Administrative law – Decisions of administrative tribunals – College of Physicians and Surgeons – Physicians and Surgeons – Disciplinary proceedings – Professional misconduct / conduct unbecoming – Penalties and suspensions – Judicial review – Standard of review – Reasonableness simpliciter
Matheson v. College of Physicians and Surgeons of Prince Edward Island,  P.E.I.J. No. 10, 2010 PECA 5, Prince Edward Island Court of Appeal, March 5, 2010, J.A. McQuaid, M.M. Murphy and K.R. MacDonald JJ.A.
The Appellant, Dr. Grant Matheson, was licensed by the Respondent, the Prince Edward Island College of Physicians and Surgeons, to practice medicine as a family physician. In June 2005, the College indefinitely suspended the Appellant’s license due to allegations relating to the inappropriate prescription of narcotics and a finding that the Appellant suffered from an addiction rendering him incapable or unfit to practice medicine. In November 2006, the Council advised the Appellant that he could return to work on receipt of letters from his psychiatrist and family physician and upon signing an agreement to allow the College to monitor his practice. However, in January 2007, after the Appellant had resumed practice, the College received a complaint in writing from Mr. K, a former patient who alleged that in 2005 the Appellant had prescribed narcotics for him and then re-purchased the medications from Mr. K. There was evidence that the College had been verbally made aware of this complaint as early as 2005. However, the College acted on the complaint only when it was submitted in writing in 2007. Subsequently the Fitness to Practice Committee made six separate findings of professional misconduct and suspended the Appellant from practice for a period of 42 months.

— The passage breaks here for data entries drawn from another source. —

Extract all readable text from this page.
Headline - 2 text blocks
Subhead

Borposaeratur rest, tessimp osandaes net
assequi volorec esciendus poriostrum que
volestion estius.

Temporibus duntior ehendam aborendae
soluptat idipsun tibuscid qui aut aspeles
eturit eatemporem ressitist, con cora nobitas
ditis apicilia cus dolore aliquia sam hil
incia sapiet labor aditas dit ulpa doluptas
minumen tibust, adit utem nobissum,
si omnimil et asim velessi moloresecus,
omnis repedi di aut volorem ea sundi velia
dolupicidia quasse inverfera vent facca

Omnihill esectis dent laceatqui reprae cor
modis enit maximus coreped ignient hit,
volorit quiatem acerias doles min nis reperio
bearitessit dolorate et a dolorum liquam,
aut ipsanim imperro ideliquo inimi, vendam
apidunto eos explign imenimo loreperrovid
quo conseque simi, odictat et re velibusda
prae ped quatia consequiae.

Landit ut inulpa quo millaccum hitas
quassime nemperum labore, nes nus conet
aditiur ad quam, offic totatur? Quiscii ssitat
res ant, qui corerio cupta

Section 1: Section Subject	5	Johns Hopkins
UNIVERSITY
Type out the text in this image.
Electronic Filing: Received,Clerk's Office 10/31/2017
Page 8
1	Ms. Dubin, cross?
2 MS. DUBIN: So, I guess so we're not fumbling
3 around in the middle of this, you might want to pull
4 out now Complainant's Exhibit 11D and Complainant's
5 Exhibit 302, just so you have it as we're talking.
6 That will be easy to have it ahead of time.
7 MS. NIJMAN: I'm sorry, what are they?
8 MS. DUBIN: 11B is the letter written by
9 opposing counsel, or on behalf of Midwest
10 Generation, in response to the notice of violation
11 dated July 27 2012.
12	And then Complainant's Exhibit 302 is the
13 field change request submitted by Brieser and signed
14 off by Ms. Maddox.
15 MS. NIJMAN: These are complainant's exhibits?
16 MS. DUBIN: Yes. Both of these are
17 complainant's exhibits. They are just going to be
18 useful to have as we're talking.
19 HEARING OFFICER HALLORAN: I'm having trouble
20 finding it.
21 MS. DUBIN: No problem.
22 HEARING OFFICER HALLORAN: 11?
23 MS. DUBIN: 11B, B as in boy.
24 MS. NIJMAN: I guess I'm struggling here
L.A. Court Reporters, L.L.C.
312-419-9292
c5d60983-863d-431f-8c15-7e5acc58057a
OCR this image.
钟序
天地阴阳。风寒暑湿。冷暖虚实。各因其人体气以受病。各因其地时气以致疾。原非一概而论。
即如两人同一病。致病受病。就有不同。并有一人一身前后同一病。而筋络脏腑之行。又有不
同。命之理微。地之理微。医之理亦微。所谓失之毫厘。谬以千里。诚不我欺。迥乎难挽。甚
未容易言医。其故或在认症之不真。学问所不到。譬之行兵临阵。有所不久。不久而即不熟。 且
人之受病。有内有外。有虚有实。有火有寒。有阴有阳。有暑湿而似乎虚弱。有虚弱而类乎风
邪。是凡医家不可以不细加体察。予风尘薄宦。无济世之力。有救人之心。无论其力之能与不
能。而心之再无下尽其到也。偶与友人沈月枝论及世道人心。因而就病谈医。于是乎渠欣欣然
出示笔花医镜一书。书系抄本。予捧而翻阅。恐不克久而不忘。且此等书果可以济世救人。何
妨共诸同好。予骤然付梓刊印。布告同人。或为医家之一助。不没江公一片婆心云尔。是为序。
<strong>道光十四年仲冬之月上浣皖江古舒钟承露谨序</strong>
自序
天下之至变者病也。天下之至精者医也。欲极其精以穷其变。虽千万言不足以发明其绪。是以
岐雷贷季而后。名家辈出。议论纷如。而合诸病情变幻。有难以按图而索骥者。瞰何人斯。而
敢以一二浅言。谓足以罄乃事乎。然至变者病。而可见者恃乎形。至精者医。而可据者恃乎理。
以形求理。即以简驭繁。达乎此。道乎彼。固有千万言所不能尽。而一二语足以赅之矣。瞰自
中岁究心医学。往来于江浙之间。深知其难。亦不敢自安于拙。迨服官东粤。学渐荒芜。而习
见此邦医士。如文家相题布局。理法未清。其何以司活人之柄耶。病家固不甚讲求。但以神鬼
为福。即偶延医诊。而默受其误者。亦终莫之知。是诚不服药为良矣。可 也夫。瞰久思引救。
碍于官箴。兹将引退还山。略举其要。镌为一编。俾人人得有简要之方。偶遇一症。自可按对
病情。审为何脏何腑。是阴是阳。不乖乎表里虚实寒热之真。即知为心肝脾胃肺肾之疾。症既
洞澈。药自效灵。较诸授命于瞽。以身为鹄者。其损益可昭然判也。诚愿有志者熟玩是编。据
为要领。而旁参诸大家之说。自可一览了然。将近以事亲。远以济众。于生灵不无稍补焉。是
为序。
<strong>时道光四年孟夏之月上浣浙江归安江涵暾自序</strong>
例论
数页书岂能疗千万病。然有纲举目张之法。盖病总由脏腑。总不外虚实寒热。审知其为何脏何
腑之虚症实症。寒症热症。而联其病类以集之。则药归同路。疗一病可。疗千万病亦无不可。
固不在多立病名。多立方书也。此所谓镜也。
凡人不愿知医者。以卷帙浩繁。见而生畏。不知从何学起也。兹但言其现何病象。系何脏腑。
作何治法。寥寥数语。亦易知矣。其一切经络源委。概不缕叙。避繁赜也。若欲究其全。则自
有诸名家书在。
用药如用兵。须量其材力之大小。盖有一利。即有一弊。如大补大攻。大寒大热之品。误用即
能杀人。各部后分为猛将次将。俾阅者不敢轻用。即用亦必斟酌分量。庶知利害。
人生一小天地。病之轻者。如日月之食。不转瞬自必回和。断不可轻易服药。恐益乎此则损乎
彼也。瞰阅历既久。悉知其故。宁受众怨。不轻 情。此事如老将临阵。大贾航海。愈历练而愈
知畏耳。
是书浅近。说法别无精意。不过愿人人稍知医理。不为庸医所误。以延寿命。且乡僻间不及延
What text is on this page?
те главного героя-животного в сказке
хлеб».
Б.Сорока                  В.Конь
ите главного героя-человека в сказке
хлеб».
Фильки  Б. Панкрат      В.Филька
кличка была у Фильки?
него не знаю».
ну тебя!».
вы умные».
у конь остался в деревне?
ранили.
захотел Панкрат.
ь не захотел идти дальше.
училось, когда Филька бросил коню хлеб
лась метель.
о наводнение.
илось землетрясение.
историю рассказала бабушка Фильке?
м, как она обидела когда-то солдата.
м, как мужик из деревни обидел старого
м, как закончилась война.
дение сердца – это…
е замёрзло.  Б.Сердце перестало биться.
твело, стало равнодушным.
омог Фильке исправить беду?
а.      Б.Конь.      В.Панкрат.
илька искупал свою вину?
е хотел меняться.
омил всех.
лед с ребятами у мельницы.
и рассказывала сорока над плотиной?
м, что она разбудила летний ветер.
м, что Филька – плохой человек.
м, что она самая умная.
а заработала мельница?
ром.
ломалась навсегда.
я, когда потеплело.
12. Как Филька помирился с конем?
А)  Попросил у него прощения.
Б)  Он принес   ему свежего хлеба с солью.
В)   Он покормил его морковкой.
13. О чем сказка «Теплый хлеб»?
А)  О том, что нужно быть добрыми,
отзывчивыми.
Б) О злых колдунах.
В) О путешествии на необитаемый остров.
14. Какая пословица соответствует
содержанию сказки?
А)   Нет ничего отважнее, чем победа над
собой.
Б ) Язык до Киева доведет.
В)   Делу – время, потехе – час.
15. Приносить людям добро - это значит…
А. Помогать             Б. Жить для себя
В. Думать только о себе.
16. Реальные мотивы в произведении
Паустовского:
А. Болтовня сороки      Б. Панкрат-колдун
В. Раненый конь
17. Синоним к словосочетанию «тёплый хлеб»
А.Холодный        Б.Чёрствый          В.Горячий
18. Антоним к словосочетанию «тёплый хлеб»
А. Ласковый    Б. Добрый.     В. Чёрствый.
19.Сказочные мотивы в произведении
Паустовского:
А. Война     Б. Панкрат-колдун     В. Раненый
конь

The Appellant argued that the Committee made errors of law and errors of mixed fact and law as follows: (1) because the Appellant had been previously sanctioned for conduct similar to that disclosed by the complaint of Mr. K, he should not be further sanctioned even though there are fresh findings of professional misconduct; (2) the College was aware of the nature and particulars of Mr. K’s complaint as early as 2005 and before it was received in writing, and should have investigated the complaint and considered the imposition of sanctions before the Appellant returned to practice in 2007; (3) the Committee failed to appropriately sanction the Appellant, and the suspension of 42 months was not consistent with suspensions imposed in other jurisdictions for similar offences.
The Court of Appeal agreed with both the Appellant and Respondent that the appropriate standard of review in this case was reasonableness. The majority noted that s. 32.2 of the Medical Act, R.S.P.E.I. 1988 Cap. M-5 provides that the Registrar may only refer a complaint to one of the disciplinary bodies if it is in writing and signed by the complainant or a designated representative. It was thus reasonable for the College to decide not to refer the verbal complaint of Mr. K to a disciplinary committee. In adopting this course of action, the College was not deprived of the jurisdiction to sanction the Appellant for his misconduct towards Mr. K when the complaint was eventually presented in writing and investigated. Moreover, Court held that the similarity in the cause of the acts of the professional misconduct does not mean that the College is without jurisdiction or is in error in imposing a separate sanction for professional misconduct found in different complaints.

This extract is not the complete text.